Not exactly the critics’ darlings in any point of their career, Poison also opted to darken their sound and image. The inspiration was certainly the alternative rock formula. But, for a band known just as much for the insidious amount of hair spray products used as for their music, transitioning to the “serious phase” of their careers could prove difficult.
They tried it for one album. That went nowhere despite the musicians’ competent playing abilities. Poison didn’t release an album for seven years more years. Nowadays, perception about Poison’s merits has deemed and they ride a profitable web of hair metal nostalgia.
The party band to end all part bands to some. A poor man’s Aerosmith to others. Either way, Motley Crue were a band that could simply not be ignored throughout the 1980’s. Drug addiction, near imprisonment and frequent in-fighting did little to stop the Crue. But, rather it was the songs and sound that felt out of step with the less party-hardy attitude of the early 90s.

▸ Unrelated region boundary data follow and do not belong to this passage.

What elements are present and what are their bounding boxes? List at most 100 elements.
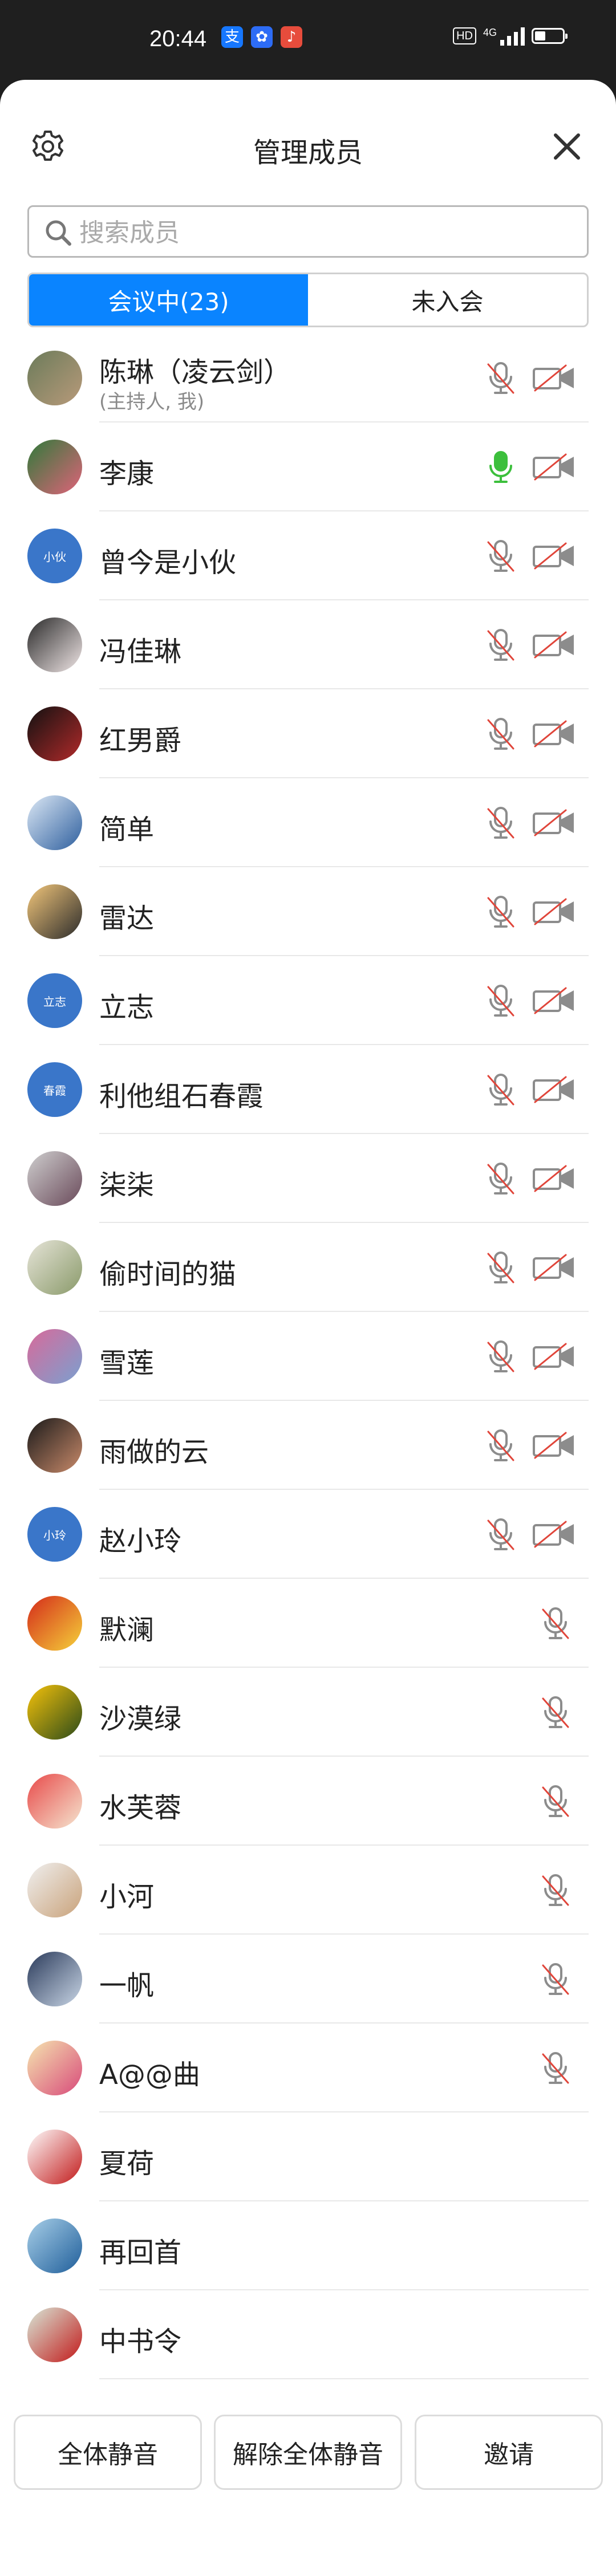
member-row[interactable]: 中书令 [0, 2290, 616, 2379]
camera-off-icon[interactable] [532, 1521, 577, 1548]
microphone-muted-icon[interactable] [485, 806, 517, 840]
microphone-muted-icon[interactable] [485, 1072, 517, 1107]
member-row[interactable]: 冯佳琳 [0, 600, 616, 689]
microphone-muted-icon[interactable] [485, 1161, 517, 1196]
member-name: 小河 [99, 1881, 155, 1913]
avatar [27, 1863, 82, 1917]
status-time: 20:44 [149, 26, 207, 51]
avatar [27, 440, 82, 494]
microphone-on-icon[interactable] [485, 450, 517, 484]
search-input[interactable] [78, 215, 571, 250]
member-row[interactable]: 偷时间的猫 [0, 1223, 616, 1312]
microphone-muted-icon[interactable] [485, 717, 517, 751]
member-row[interactable]: 雪莲 [0, 1312, 616, 1401]
microphone-muted-icon[interactable] [485, 1517, 517, 1551]
avatar [27, 1685, 82, 1740]
member-row[interactable]: 春霞 利他组石春霞 [0, 1045, 616, 1134]
camera-off-icon[interactable] [532, 1343, 577, 1370]
member-row[interactable]: 水芙蓉 [0, 1757, 616, 1846]
member-row[interactable]: 沙漠绿 [0, 1668, 616, 1757]
microphone-muted-icon[interactable] [540, 1962, 572, 1996]
mute-all-button[interactable]: 全体静音 [14, 2415, 202, 2490]
app-notification-icon: ✿ [251, 26, 273, 48]
microphone-muted-icon[interactable] [485, 1250, 517, 1285]
member-row[interactable]: 李康 [0, 422, 616, 511]
camera-off-icon[interactable] [532, 1076, 577, 1103]
member-row[interactable]: 雷达 [0, 867, 616, 956]
tab-not-joined[interactable]: 未入会 [308, 274, 587, 326]
camera-off-icon[interactable] [532, 631, 577, 659]
camera-off-icon[interactable] [532, 809, 577, 836]
member-name: 立志 [99, 992, 155, 1023]
member-row[interactable]: 小河 [0, 1846, 616, 1935]
search-icon [46, 220, 71, 246]
microphone-muted-icon[interactable] [485, 628, 517, 662]
avatar [27, 1596, 82, 1651]
member-name: 默澜 [99, 1614, 155, 1646]
camera-off-icon[interactable] [532, 364, 577, 392]
tab-in-meeting[interactable]: 会议中(23) [29, 274, 308, 326]
avatar-initials: 春霞 [43, 1083, 66, 1098]
member-list: 陈琳（凌云剑） (主持人, 我) 李康小伙 曾今是小伙 冯佳琳 红男爵简单雷达立志 立志春霞… [0, 334, 616, 2379]
member-row[interactable]: 再回首 [0, 2201, 616, 2290]
camera-off-icon[interactable] [532, 987, 577, 1014]
member-name: 李康 [99, 458, 155, 490]
microphone-muted-icon[interactable] [485, 1428, 517, 1462]
microphone-muted-icon[interactable] [540, 1784, 572, 1818]
footer-actions: 全体静音 解除全体静音 邀请 [0, 2415, 616, 2494]
close-icon[interactable] [550, 129, 584, 164]
avatar-initials: 小伙 [43, 550, 66, 564]
member-row[interactable]: 一帆 [0, 1935, 616, 2024]
camera-off-icon[interactable] [532, 1254, 577, 1281]
microphone-muted-icon[interactable] [540, 1695, 572, 1729]
member-row[interactable]: 默澜 [0, 1579, 616, 1668]
microphone-muted-icon[interactable] [540, 2051, 572, 2085]
avatar [27, 2041, 82, 2095]
music-notification-icon: ♪ [281, 26, 302, 48]
avatar: 春霞 [27, 1062, 82, 1117]
member-row[interactable]: 夏荷 [0, 2112, 616, 2201]
camera-off-icon[interactable] [532, 1165, 577, 1192]
invite-button[interactable]: 邀请 [415, 2415, 603, 2490]
microphone-muted-icon[interactable] [485, 361, 517, 395]
microphone-muted-icon[interactable] [540, 1606, 572, 1640]
member-row[interactable]: 简单 [0, 778, 616, 867]
status-bar: 20:44 支 ✿ ♪ HD 4G [0, 0, 616, 80]
member-row[interactable]: 红男爵 [0, 689, 616, 778]
member-role: (主持人, 我) [99, 391, 205, 413]
microphone-muted-icon[interactable] [540, 1873, 572, 1907]
manage-members-sheet: 管理成员 会议中(23) 未入会 陈琳（凌云剑） (主持人, 我) 李康小伙 曾今是小… [0, 80, 616, 2576]
avatar [27, 2219, 82, 2273]
camera-off-icon[interactable] [532, 1432, 577, 1459]
network-type: 4G [483, 26, 497, 38]
unmute-all-button[interactable]: 解除全体静音 [214, 2415, 402, 2490]
search-box[interactable] [27, 205, 589, 258]
microphone-muted-icon[interactable] [485, 895, 517, 929]
camera-off-icon[interactable] [532, 453, 577, 481]
avatar [27, 706, 82, 761]
member-name: A@@曲 [99, 2059, 200, 2091]
member-row[interactable]: 雨做的云 [0, 1401, 616, 1490]
avatar [27, 2130, 82, 2184]
member-name: 利他组石春霞 [99, 1080, 264, 1112]
member-row[interactable]: 柒柒 [0, 1134, 616, 1223]
avatar-initials: 小玲 [43, 1528, 66, 1542]
member-row[interactable]: 小玲 赵小玲 [0, 1490, 616, 1579]
camera-off-icon[interactable] [532, 720, 577, 747]
avatar-initials: 立志 [43, 994, 66, 1009]
microphone-muted-icon[interactable] [485, 984, 517, 1018]
microphone-muted-icon[interactable] [485, 1339, 517, 1374]
hd-icon: HD [453, 27, 476, 44]
member-name: 再回首 [99, 2237, 182, 2269]
avatar [27, 795, 82, 850]
member-name: 雨做的云 [99, 1436, 209, 1468]
member-name: 简单 [99, 814, 155, 846]
member-row[interactable]: 立志 立志 [0, 956, 616, 1045]
camera-off-icon[interactable] [532, 898, 577, 925]
camera-off-icon[interactable] [532, 542, 577, 570]
microphone-muted-icon[interactable] [485, 539, 517, 573]
member-row[interactable]: 小伙 曾今是小伙 [0, 511, 616, 600]
member-row[interactable]: 陈琳（凌云剑） (主持人, 我) [0, 334, 616, 422]
member-row[interactable]: A@@曲 [0, 2024, 616, 2112]
avatar [27, 1329, 82, 1384]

Motley Crue kicked singer Vince Neil out, recorded, for all intents and purposes, and alternative rock album and quickly decided hair metal was more fun anyway. The group’s 180 may have been ridiculous, but the Crue earned the only few positive critical reviews of their lengthy career. Their style morphed back to their arena rock posturing for several lucrative reunions throughout the years.
No 80s pop metal was quite as successful as Bon Jovi. This was the result of the band’s general appeal, considerable musical chops and the business sense of singer Jon Bon Jovi.

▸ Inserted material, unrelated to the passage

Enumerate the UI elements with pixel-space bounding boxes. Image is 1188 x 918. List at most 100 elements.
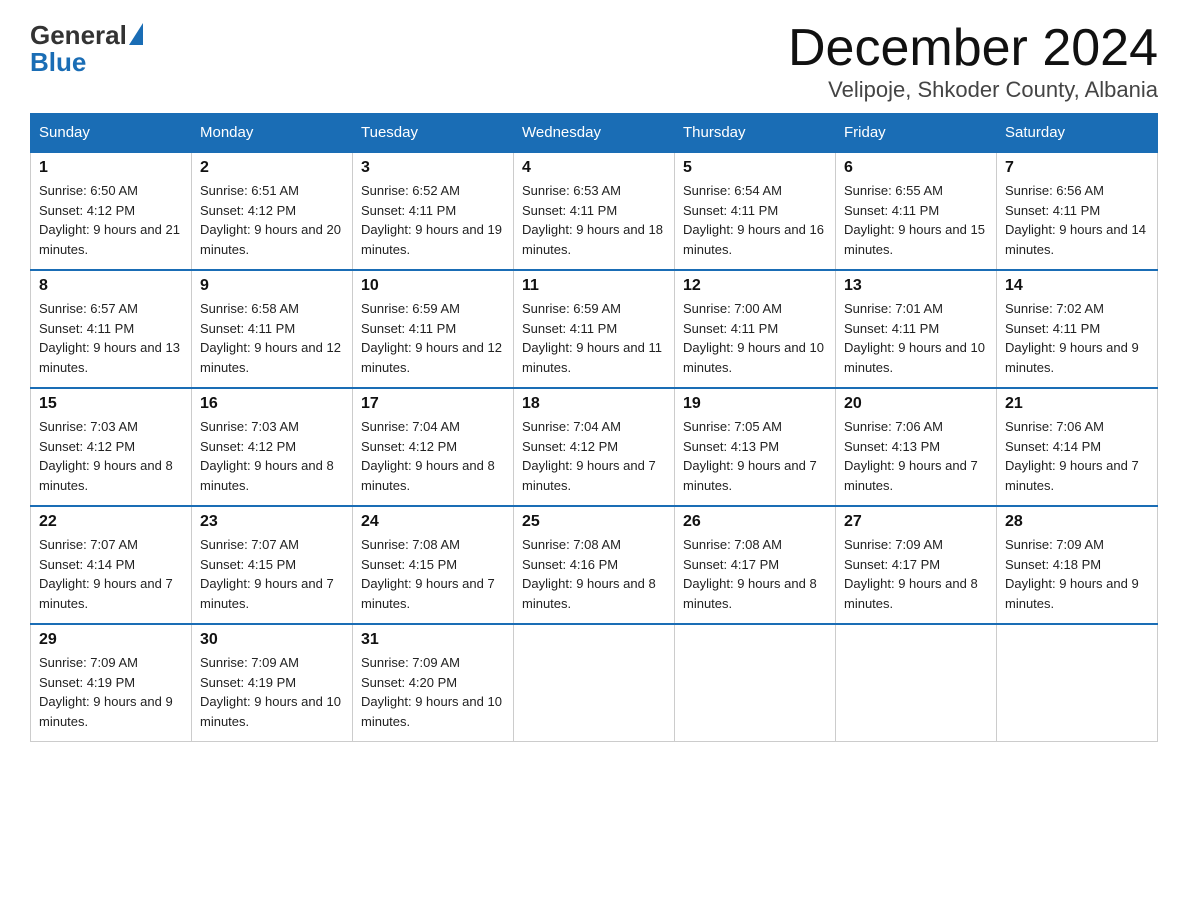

With alternative rock threatening to make the pop metal brand seem obsolete, the group retreated into more introspective and occasionally angry songs. That was the bulk of their 1995 album “These Days“. It sold respectably well in spite of alt rockers’ decrying the multi-millionaires ignorance of the genre.
Bon Jovi wouldn’t release an album until 2000 by which time it was once again safe to play arena sized power pop, an area in which they comfortably remain stationed until the present day.
Say what you want about KISS, but they’ve certainly been survivors of most musical trends thrown at them. Starting off as bubblegum shock rock group, the quartet transitioned to hard rock, disco, hair metal and grunge as trends dictated.
Their 1992 album “Revenge” promised to feed of the anger shared with the newer generation. Singer Paul Stanley later admitted in his autobiography that he saw little reason to complain in song while, at the same time, being a successful multi-millionaire.
Thankfully, KISS didn’t have to struggle for too long. A smart business decision had them reapplying their familiar makeup and reuniting their original lineup. While the reunion proved swift, they continue to promote the same show until the present day. And, no, they do not play any songs off “Revenge”.